Methods: Seven of the patients who received SBRT between 2002 and 2008 underwent salvage surgery for local recurrence. These seven patients (two with stage I non-small cell lung cancer and five with metastatic tumors) were operable, although they refused surgery and chose SBRT for the first treatment as a less invasive procedure.

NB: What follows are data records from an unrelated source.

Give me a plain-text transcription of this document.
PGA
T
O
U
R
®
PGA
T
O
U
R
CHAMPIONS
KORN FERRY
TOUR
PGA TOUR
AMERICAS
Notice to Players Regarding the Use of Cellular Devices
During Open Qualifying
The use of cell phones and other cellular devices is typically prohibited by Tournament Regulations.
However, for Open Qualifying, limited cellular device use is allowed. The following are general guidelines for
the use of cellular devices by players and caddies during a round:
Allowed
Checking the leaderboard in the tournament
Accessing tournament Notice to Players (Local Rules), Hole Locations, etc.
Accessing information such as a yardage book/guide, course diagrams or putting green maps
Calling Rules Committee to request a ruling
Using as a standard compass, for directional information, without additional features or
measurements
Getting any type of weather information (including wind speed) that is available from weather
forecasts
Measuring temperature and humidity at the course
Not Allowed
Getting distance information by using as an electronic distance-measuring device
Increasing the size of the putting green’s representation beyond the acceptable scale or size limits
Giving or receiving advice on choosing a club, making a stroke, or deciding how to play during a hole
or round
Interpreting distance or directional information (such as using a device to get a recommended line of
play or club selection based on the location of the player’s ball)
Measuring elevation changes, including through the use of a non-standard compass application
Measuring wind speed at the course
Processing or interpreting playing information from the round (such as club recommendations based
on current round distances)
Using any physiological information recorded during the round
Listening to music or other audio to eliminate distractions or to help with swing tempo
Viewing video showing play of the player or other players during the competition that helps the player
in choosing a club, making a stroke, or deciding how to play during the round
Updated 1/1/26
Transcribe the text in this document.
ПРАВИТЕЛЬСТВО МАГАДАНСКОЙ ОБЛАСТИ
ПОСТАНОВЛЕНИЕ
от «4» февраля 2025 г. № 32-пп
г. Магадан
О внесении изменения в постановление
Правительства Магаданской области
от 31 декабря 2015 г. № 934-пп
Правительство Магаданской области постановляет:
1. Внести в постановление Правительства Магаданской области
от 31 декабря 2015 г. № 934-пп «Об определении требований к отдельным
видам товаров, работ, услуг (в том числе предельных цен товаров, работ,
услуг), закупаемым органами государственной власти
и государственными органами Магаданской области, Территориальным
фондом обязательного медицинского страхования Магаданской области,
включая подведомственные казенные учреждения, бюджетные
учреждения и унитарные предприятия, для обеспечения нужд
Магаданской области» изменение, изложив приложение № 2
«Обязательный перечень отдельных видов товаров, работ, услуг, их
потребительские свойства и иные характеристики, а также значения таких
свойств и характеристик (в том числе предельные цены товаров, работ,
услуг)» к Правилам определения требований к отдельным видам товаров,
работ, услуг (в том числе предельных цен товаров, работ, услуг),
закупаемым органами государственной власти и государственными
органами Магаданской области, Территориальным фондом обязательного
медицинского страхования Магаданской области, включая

Results: Six of the seven patients underwent lobectomy, and the other patient underwent segmentectomy. None of the seven patients had direct pleural adhesion resulting from SBRT, although, in general, radiation fibrosis occurs after radiotherapy and induces pleural adhesion that makes surgery difficult.
Conclusions: Our study suggests that SBRT may not be the cause of difficulties encountered during the surgical process, and surgery is a good alternative treatment for local recurrence after SBRT. During follow-up after SBRT, the appearance of tumor regrowth on lung images resembled that of inflammatory changes such as radiation pneumonitis. We suggest that close follow-ups should be mandatory after SBRT.